Not all foods raise blood sugar at the same speed or to the same degree. The glycemic index (GI) scores foods on a scale of 0 to 100 based on how quickly they cause blood sugar to rise, with pure glucose scoring 100. White bread and white rice score high, while most vegetables, legumes, and whole grains score lower.

But the glycemic index only tells half the story, because it doesn’t account for portion size. That’s where glycemic load comes in. Glycemic load factors in both how fast a food raises blood sugar and how much carbohydrate a typical serving actually contains. Watermelon is a good example: it has a high glycemic index of 80, but a serving contains so little carbohydrate that its glycemic load is only 5. In practice, eating a slice of watermelon barely moves the needle. Paying attention to both measures gives you a much more accurate sense of how a particular food will affect your blood sugar in real life.

How Blood Sugar Is Measured

The most common method is a fingerstick glucose meter. You prick your fingertip, place a drop of blood on a test strip, and the meter gives a reading in seconds. This measures glucose directly in capillary blood and provides a snapshot of your level at that exact moment.

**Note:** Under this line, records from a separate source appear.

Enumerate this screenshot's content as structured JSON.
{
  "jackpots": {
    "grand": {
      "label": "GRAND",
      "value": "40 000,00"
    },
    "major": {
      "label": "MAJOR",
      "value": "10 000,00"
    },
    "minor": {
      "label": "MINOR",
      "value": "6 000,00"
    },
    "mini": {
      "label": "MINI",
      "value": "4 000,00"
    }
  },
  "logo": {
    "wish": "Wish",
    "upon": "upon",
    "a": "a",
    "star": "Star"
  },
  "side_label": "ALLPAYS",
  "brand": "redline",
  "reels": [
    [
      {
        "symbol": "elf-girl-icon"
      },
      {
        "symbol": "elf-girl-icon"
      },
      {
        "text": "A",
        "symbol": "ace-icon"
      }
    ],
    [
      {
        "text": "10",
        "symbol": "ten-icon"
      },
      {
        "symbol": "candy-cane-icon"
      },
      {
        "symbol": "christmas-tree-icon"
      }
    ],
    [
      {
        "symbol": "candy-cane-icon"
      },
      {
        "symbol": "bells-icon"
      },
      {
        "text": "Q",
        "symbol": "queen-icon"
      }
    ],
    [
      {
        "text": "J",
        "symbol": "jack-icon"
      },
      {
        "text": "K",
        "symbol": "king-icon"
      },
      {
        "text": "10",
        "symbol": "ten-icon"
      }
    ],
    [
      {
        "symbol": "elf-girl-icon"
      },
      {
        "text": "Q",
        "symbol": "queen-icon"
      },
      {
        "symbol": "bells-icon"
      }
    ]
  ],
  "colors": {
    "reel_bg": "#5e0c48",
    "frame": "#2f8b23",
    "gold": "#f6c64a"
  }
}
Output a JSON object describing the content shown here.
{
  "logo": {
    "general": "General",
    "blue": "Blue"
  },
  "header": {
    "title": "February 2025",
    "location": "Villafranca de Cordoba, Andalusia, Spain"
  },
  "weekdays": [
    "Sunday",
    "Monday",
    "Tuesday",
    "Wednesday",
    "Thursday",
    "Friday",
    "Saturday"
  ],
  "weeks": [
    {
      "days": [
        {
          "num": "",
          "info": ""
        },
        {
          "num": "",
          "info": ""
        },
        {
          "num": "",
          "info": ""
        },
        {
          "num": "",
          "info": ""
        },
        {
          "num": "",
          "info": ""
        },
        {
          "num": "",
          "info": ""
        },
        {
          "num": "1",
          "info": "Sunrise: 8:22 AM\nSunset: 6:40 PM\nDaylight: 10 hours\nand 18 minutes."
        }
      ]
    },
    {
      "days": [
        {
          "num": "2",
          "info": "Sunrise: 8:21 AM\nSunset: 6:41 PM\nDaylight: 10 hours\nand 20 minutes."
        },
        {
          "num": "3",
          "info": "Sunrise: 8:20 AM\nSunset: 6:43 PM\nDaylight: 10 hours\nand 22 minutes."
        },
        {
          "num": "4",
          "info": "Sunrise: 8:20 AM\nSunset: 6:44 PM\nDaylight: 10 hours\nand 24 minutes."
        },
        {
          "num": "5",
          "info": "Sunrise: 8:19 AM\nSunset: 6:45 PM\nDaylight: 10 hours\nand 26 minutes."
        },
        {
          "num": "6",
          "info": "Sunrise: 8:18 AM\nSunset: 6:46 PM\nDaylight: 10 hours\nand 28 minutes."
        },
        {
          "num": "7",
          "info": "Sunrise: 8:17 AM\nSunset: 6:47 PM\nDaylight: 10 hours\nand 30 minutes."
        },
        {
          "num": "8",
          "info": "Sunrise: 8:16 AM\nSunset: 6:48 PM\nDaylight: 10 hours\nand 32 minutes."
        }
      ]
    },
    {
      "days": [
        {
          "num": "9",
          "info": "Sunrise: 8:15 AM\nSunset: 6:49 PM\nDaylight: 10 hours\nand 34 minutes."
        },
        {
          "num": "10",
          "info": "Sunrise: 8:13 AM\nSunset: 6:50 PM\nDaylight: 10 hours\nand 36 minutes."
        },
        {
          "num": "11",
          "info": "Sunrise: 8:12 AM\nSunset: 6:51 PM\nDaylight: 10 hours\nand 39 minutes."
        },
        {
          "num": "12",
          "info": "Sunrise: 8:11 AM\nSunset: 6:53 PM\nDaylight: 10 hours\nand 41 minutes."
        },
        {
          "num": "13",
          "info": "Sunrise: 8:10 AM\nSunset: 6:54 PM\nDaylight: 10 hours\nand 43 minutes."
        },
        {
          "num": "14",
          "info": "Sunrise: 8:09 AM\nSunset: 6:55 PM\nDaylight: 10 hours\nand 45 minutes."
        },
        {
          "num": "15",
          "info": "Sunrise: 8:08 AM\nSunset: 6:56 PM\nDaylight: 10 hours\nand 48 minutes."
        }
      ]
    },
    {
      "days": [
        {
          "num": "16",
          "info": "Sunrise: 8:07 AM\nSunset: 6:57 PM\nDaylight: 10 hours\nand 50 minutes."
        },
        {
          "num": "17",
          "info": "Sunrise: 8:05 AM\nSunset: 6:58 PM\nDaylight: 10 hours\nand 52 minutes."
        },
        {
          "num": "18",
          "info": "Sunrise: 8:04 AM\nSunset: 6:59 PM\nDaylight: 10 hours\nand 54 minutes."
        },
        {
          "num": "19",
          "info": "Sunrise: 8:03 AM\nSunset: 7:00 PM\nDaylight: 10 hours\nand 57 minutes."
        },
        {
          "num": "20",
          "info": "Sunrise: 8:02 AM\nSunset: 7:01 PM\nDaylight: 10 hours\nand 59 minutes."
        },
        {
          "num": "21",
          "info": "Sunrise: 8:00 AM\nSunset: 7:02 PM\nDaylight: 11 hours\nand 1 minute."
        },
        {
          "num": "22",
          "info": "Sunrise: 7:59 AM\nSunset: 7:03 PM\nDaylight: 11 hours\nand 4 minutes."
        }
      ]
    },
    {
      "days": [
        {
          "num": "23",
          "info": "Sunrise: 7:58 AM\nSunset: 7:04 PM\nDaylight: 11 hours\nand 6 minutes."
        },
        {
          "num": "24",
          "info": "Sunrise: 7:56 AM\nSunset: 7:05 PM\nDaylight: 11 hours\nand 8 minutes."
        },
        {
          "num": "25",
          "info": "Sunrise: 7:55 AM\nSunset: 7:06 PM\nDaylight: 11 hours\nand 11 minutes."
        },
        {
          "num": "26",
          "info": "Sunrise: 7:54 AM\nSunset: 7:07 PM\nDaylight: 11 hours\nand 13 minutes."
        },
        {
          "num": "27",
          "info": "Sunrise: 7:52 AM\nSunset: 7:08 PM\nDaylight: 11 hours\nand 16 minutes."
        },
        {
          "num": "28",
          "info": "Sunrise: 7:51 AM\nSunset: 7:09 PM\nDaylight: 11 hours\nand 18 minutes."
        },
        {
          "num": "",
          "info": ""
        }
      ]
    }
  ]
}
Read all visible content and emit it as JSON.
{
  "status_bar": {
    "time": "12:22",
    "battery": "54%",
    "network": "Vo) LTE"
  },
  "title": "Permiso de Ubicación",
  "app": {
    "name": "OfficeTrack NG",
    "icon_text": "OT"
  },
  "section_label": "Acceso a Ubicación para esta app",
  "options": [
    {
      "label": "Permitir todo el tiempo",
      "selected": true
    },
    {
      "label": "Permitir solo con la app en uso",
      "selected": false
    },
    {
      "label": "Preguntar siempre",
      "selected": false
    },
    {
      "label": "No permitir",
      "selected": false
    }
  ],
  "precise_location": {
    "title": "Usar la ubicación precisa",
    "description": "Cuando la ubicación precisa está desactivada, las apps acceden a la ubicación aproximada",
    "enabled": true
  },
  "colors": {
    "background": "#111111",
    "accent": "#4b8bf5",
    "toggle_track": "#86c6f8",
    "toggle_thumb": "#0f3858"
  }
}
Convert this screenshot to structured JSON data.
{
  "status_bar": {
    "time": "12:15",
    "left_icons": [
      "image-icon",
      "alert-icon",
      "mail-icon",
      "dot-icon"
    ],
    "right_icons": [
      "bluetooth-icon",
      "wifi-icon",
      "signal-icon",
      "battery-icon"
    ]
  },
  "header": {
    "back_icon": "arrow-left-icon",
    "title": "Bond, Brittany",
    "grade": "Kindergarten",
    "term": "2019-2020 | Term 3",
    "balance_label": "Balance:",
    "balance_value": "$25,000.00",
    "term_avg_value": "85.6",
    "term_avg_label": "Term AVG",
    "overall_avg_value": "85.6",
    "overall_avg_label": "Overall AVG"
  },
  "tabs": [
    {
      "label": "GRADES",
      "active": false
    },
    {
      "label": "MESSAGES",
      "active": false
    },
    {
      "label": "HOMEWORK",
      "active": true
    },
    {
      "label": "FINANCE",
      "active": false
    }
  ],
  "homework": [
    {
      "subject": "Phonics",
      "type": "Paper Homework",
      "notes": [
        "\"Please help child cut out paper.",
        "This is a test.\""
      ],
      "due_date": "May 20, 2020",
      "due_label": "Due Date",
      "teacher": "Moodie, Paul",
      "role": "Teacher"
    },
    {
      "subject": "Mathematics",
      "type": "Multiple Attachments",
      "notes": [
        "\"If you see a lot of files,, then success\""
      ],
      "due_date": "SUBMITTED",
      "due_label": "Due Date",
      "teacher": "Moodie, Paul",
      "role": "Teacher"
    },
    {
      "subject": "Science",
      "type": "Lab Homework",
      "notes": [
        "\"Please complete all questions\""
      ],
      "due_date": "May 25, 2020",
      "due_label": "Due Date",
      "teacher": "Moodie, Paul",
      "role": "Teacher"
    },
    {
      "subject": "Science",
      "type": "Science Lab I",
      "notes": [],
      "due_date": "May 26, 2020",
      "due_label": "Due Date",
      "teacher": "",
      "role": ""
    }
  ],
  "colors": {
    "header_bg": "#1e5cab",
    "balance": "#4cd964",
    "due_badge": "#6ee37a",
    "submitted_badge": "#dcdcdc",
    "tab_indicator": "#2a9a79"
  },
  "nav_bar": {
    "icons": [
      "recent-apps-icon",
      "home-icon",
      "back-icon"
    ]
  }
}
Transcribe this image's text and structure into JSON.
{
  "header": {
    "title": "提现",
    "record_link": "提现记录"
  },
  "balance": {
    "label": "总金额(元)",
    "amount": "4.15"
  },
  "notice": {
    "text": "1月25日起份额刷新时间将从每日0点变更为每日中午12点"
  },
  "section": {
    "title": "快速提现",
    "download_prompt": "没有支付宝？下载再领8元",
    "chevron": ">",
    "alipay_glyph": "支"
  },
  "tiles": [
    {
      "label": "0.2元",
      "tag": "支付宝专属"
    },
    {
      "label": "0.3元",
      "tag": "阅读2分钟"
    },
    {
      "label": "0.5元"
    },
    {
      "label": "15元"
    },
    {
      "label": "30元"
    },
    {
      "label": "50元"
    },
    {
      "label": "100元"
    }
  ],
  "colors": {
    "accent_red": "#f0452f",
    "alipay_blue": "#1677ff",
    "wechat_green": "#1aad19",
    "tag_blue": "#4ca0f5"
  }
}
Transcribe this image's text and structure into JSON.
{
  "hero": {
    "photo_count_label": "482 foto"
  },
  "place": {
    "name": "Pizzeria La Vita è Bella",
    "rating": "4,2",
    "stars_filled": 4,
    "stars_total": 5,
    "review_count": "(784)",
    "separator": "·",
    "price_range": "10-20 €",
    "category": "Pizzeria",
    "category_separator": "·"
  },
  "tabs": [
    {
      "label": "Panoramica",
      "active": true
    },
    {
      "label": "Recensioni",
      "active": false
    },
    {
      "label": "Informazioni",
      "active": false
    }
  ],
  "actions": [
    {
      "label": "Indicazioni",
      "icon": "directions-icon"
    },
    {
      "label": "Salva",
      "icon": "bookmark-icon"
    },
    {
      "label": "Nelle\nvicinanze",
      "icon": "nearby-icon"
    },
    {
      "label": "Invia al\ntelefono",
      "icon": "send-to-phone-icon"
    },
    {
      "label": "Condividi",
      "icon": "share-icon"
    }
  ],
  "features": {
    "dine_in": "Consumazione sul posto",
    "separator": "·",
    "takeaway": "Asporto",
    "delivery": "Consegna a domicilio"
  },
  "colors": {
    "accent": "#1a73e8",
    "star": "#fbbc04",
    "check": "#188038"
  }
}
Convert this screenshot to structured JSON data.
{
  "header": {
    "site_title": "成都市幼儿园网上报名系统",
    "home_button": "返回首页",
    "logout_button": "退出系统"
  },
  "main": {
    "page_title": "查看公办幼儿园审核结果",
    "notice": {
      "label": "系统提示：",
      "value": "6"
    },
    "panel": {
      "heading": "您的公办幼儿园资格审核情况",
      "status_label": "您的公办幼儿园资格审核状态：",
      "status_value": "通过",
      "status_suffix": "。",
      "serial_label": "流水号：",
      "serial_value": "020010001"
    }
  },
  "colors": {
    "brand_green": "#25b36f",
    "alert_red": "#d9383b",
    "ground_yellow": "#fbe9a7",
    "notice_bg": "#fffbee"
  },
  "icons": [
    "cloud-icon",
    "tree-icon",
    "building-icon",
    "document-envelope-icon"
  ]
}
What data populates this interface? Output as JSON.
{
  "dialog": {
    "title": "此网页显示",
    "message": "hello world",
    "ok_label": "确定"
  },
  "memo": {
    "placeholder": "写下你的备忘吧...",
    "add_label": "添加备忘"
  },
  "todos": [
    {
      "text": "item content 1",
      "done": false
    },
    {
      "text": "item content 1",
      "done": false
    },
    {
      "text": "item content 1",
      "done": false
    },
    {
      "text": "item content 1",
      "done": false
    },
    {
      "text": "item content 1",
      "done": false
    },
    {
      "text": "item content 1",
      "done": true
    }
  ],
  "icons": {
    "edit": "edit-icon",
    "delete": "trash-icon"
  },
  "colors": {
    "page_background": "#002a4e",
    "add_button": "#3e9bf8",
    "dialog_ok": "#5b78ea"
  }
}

Continuous glucose monitors (CGMs) take a different approach. A small sensor inserted just under the skin measures glucose in the interstitial fluid (the liquid surrounding your cells) every few minutes and transmits the data to a phone or receiver. This creates a real-time graph of your glucose trends throughout the day and night, which is far more informative than isolated fingerstick readings. One thing to know: because CGMs measure interstitial fluid rather than blood, there’s a 5- to 20-minute lag before the reading catches up with your actual blood glucose level. This gap matters most when blood sugar is changing rapidly, like right after a meal or during exercise.

For the three-month average, your doctor orders an A1c blood draw, which measures how much glucose has attached to your red blood cells over their lifespan. No fasting required, and it’s a single number that summarizes weeks of blood sugar behavior in one result.